I WANT TO BE A SAGE X

In the final analysis, wanting to be a sage is wanting to be someone. Yet, the hypothetical sage is no one. What are we to do? We can be this contradiction. We can be this mess. We can wander in precisely that place in which we find ourselves. We can depend on the realization of nothing—including this . . . and this . . . If we can’t wander in our not-wandering, then we are unlikely to ever wander—for wandering is non-dependence, even on wandering.

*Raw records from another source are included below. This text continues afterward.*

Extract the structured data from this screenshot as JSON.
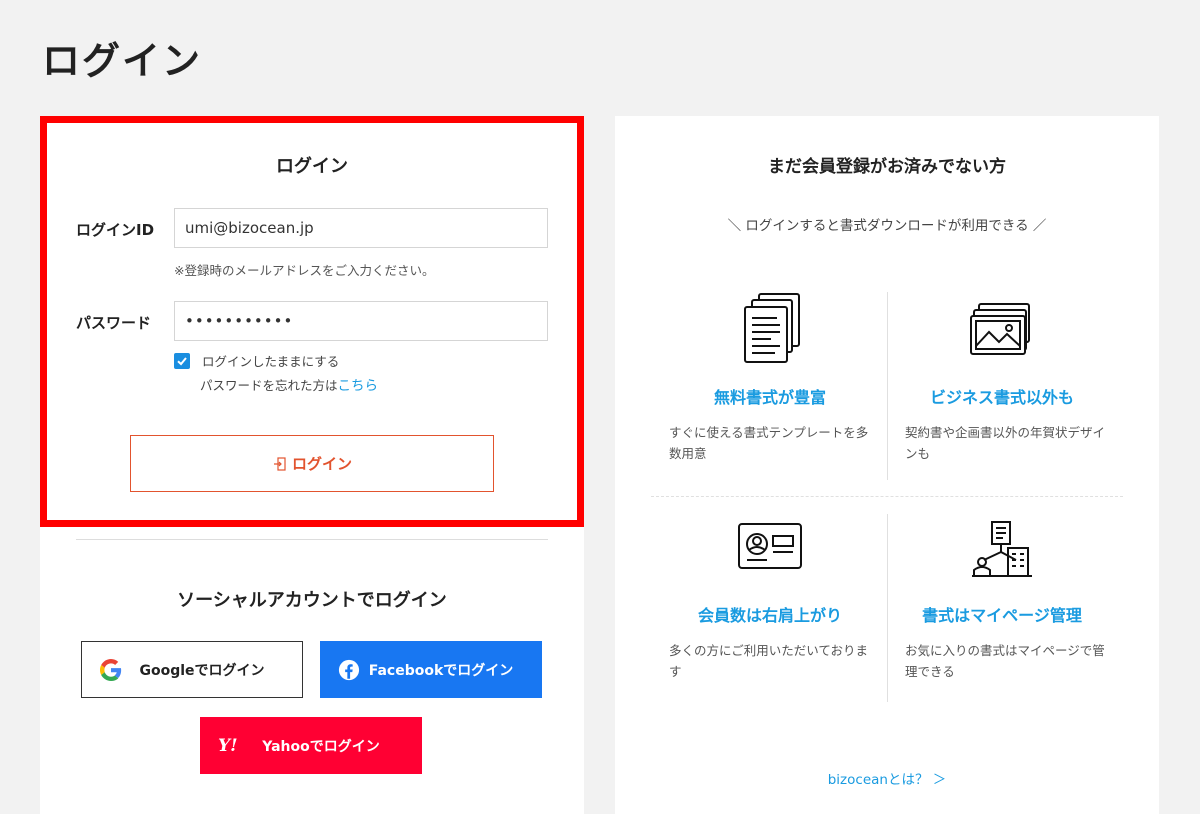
{
  "page_title": "ログイン",
  "login_form": {
    "title": "ログイン",
    "id_label": "ログインID",
    "id_value": "umi@bizocean.jp",
    "id_hint": "※登録時のメールアドレスをご入力ください。",
    "password_label": "パスワード",
    "password_value": "•••••••••••",
    "remember_label": "ログインしたままにする",
    "remember_checked": true,
    "forgot_text": "パスワードを忘れた方は",
    "forgot_link": "こちら",
    "submit_label": "ログイン",
    "accent_color": "#e2532e",
    "highlight_color": "#ff0000"
  },
  "social": {
    "title": "ソーシャルアカウントでログイン",
    "google_label": "Googleでログイン",
    "facebook_label": "Facebookでログイン",
    "yahoo_label": "Yahooでログイン",
    "facebook_color": "#1877f2",
    "yahoo_color": "#ff0033"
  },
  "promo": {
    "title": "まだ会員登録がお済みでない方",
    "subtitle": "＼ ログインすると書式ダウンロードが利用できる ／",
    "features": [
      {
        "icon": "documents-icon",
        "title": "無料書式が豊富",
        "desc": "すぐに使える書式テンプレートを多数用意"
      },
      {
        "icon": "pictures-icon",
        "title": "ビジネス書式以外も",
        "desc": "契約書や企画書以外の年賀状デザインも"
      },
      {
        "icon": "id-card-icon",
        "title": "会員数は右肩上がり",
        "desc": "多くの方にご利用いただいております"
      },
      {
        "icon": "management-icon",
        "title": "書式はマイページ管理",
        "desc": "お気に入りの書式はマイページで管理できる"
      }
    ],
    "about_link": "bizoceanとは？ ＞",
    "accent_color": "#1a9be0"
  }
}
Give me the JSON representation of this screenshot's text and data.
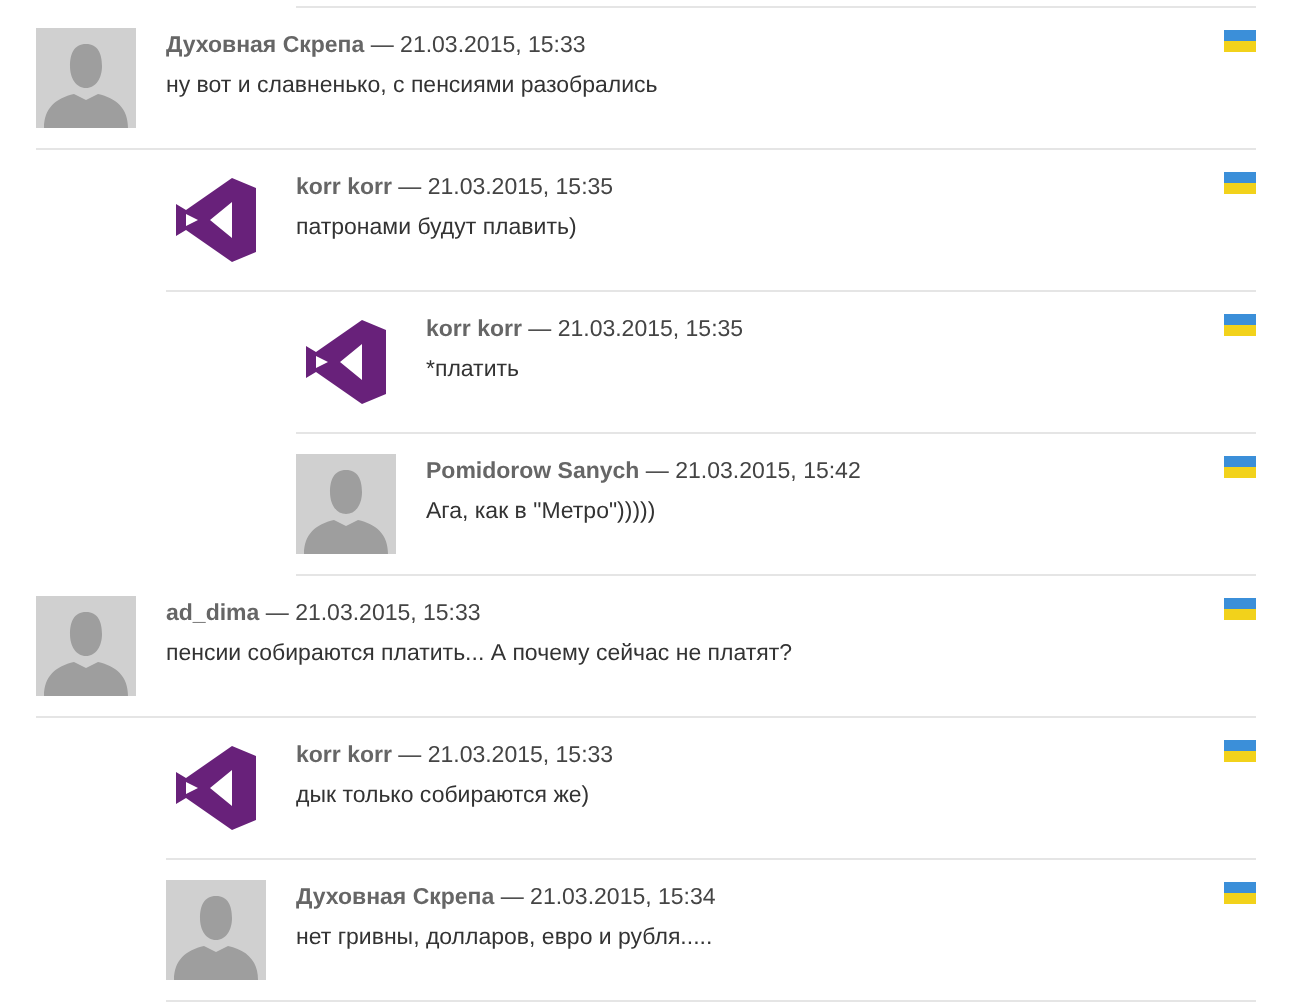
{
  "comments": [
    {
      "author": "Духовная Скрепа",
      "date": "— 21.03.2015, 15:33",
      "text": "ну вот и славненько, с пенсиями разобрались",
      "kind": "silhouette",
      "children": [
        {
          "author": "korr korr",
          "date": "— 21.03.2015, 15:35",
          "text": "патронами будут плавить)",
          "kind": "logo",
          "children": [
            {
              "author": "korr korr",
              "date": "— 21.03.2015, 15:35",
              "text": "*платить",
              "kind": "logo"
            },
            {
              "author": "Pomidorow Sanych",
              "date": "— 21.03.2015, 15:42",
              "text": "Ага, как в \"Метро\")))))",
              "kind": "silhouette"
            }
          ]
        }
      ]
    },
    {
      "author": "ad_dima",
      "date": "— 21.03.2015, 15:33",
      "text": "пенсии собираются платить... А почему сейчас не платят?",
      "kind": "silhouette",
      "children": [
        {
          "author": "korr korr",
          "date": "— 21.03.2015, 15:33",
          "text": "дык только собираются же)",
          "kind": "logo"
        },
        {
          "author": "Духовная Скрепа",
          "date": "— 21.03.2015, 15:34",
          "text": "нет гривны, долларов, евро и рубля.....",
          "kind": "silhouette"
        }
      ]
    }
  ]
}
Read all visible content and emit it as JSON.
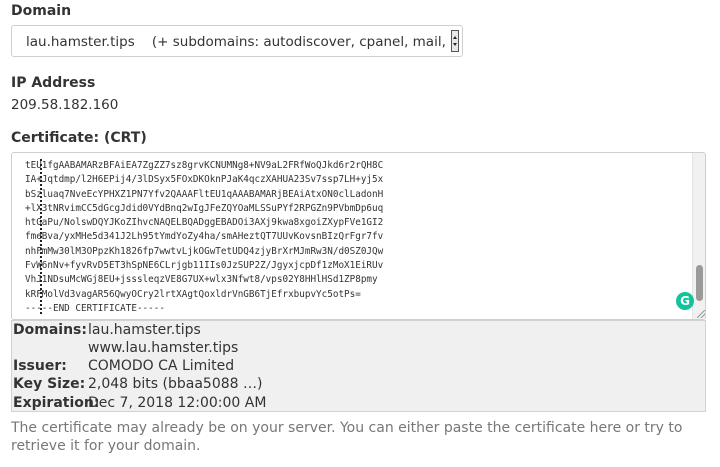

Why is a sage no one? Because everyone is no one. This, at any rate, is what Zhuangzi concludes when he “illuminates the obvious”, when he considers his life-experience phenomenologically, just as it manifests, without the imposition of essentialist myths. When Yan practiced “fasting of the mind” he discovered that he had “yet to begin to exist” (4). He saw with his inner qi. What is qi? Emptiness. Becoming. The “space” in which things happen. There’s nothing substantial there. He experienced no bolt from Above. No union with some Ultimate thing took place. He did not realize the Great Dao. He did not become “spiritual”. He was not “enlightened”. He didn’t find his “true purpose”. “I AM” was not substantiated. The Cosmos was not illuminated. No one was saved.


Zhuangzi might be full of shit (I certainly am), but to my thinking, we at least owe him the courtesy of allowing him to speak without casting him into the mold of his religious-minded interpreters, ancient or modern.